BC Hydro customers facing even more rate hikes, industry warns
http://www.vancouversun.com/Hydro+customers+facing+even+more+rate+hikes+industry+warns/5625447/story.html
BC Hydro customers should brace for large annual rate increases for the foreseeable future because of the Crown corporation’s controversial bookkeeping methods, a veteran industry observer said Friday.
Richard Stout, a one-time BC Hydro executive who now represents the interests of Hydro’s large industrial customers, said the company is “hiding from everybody what the financial consequences are, to the organization and to the ratepayers.”
Stout also warned that Hydro’s decision to segregate $2.2 billion of debts – rising to $5 billion by 2015 – from annual financial statements will make it more difficult to attract new, large-scale industrial development to B.C.
That’s because potential investors – proponents of a new metal mine, for example – are unable to calculate the full effect that energy costs will have on their proposed operations.
“There are a lot of future developments that would require electricity, that may or may not materialize in B.C. because of concerns over rate increases — without even taking deferral accounts into the picture,” Stout, executive director of the Association of Major Power Customers of B.C., said Friday in a phone interview.
Stout’s comments reflect warnings issued Thursday by British Columbia Auditor-General John Doyle in a 19-page review of Hydro’s reliance on so-called “deferral accounts” that take debt off the books in order to inflate profits.
The B.C. government is the main beneficiary of this practice — it collected $900 million from Hydro last year, including a $400-million “dividend” that is essentially financed through earlier electricity rate hikes.
Doyle said Hydro’s murky bookkeeping methods – as mandated by the provincial government – need to be amended to bring them in line with generally accepted accounting practices.
“We’re [already] looking at a 50-per-cent rate increase over the next little while.

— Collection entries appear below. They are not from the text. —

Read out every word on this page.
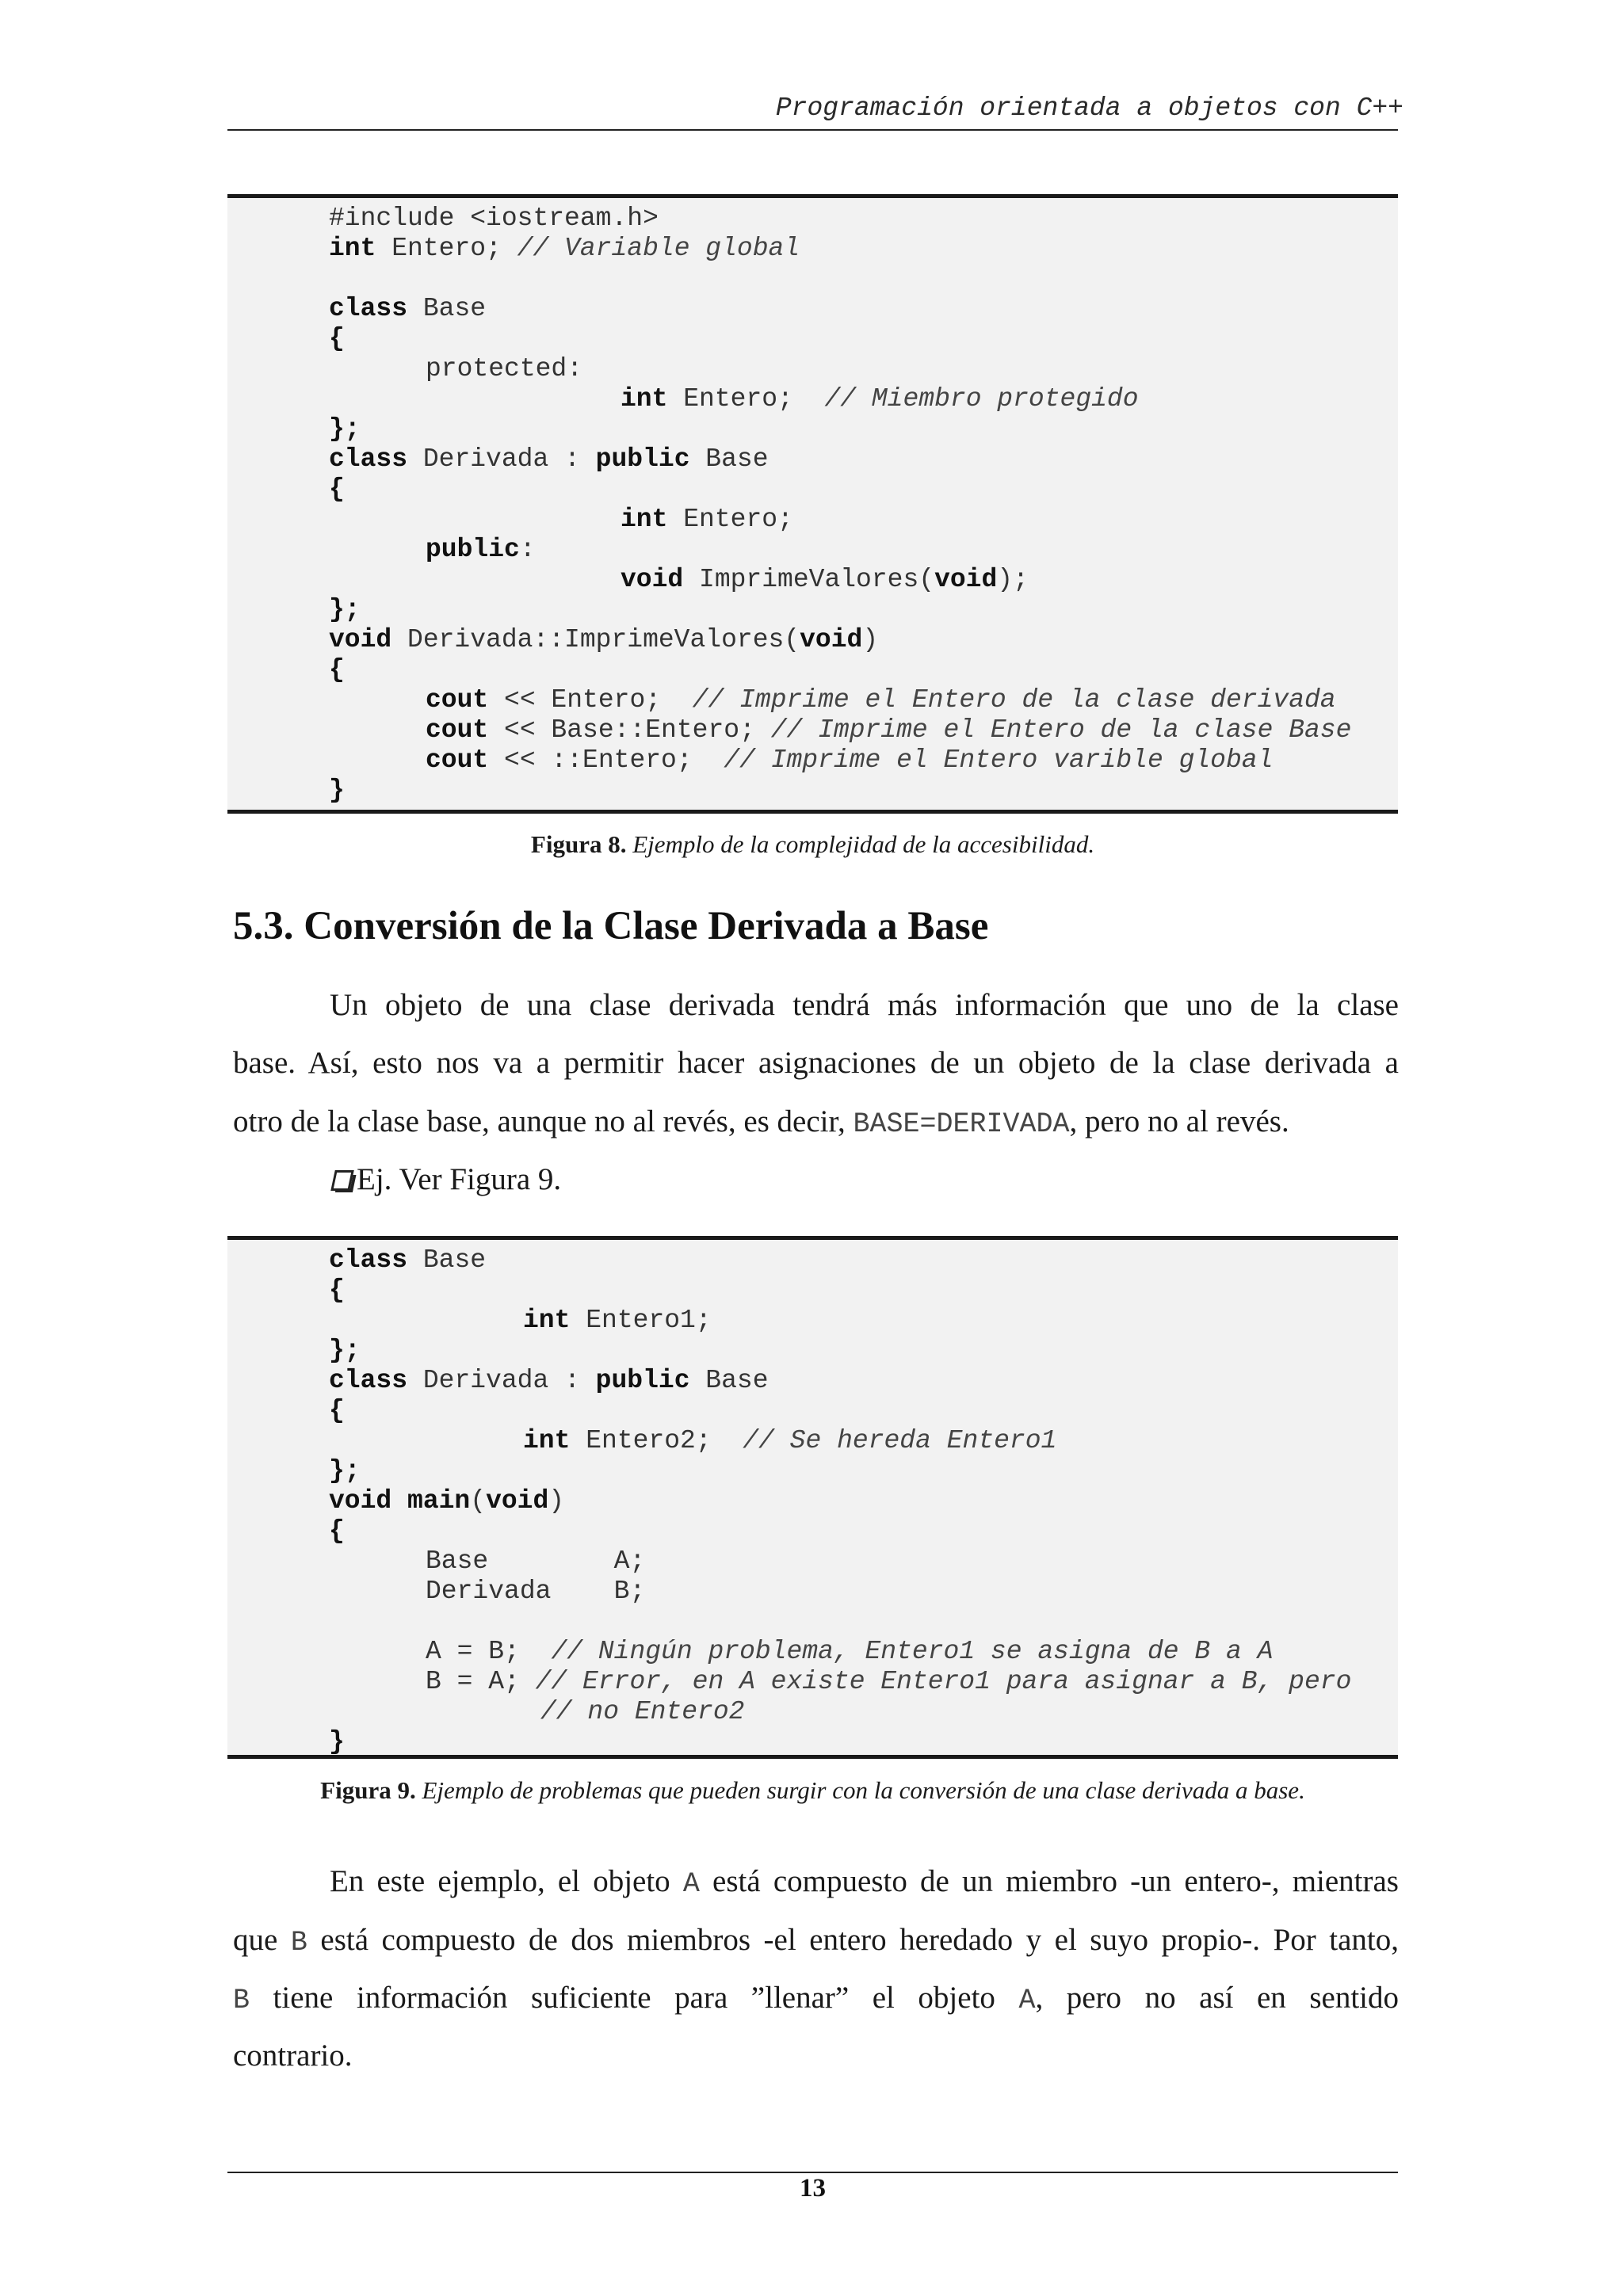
Programación orientada a objetos con C++
#include <iostream.h>
int Entero; // Variable global
class Base
{
protected:
int Entero;  // Miembro protegido
};
class Derivada : public Base
{
int Entero;
public:
void ImprimeValores(void);
};
void Derivada::ImprimeValores(void)
{
cout << Entero;  // Imprime el Entero de la clase derivada
cout << Base::Entero; // Imprime el Entero de la clase Base
cout << ::Entero;  // Imprime el Entero varible global
}
Figura 8. Ejemplo de la complejidad de la accesibilidad.
5.3. Conversión de la Clase Derivada a Base
Un objeto de una clase derivada tendrá más información que uno de la clase
base. Así, esto nos va a permitir hacer asignaciones de un objeto de la clase derivada a
otro de la clase base, aunque no al revés, es decir, BASE=DERIVADA, pero no al revés.
Ej. Ver Figura 9.
class Base
{
int Entero1;
};
class Derivada : public Base
{
int Entero2;  // Se hereda Entero1
};
void main(void)
{
Base        A;
Derivada    B;
A = B;  // Ningún problema, Entero1 se asigna de B a A
B = A; // Error, en A existe Entero1 para asignar a B, pero
// no Entero2
}
Figura 9. Ejemplo de problemas que pueden surgir con la conversión de una clase derivada a base.
En este ejemplo, el objeto A está compuesto de un miembro -un entero-, mientras
que B está compuesto de dos miembros -el entero heredado y el suyo propio-. Por tanto,
B tiene información suficiente para ”llenar” el objeto A, pero no así en sentido
contrario.
13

You throw in your deferral accounts and it’s probably another 50-per-cent rate increase,” Stout said.
A five-year chart included in Doyle’s report shows that three major Canadian utilities, BC Hydro, Manitoba Hydro and Hydro-Québec, all use deferral accounts to some extent.
Energy Minister Rich Coleman defended Hydro’s deferral practices Thursday, saying such accounts are regularly used by energy utilities in other provinces.
However, deferral amounts in Quebec and Manitoba have been relatively stable since the 2006-2007 fiscal year – and even fallen back on occasion. In comparison, the amounts have grown fivefold at BC Hydro from about $400 million to $2.2 billion.
Hydro’s growing reliance on the accounts means there’s much less incentive inside the Crown corporation to ensure that it balances its books, Stout said.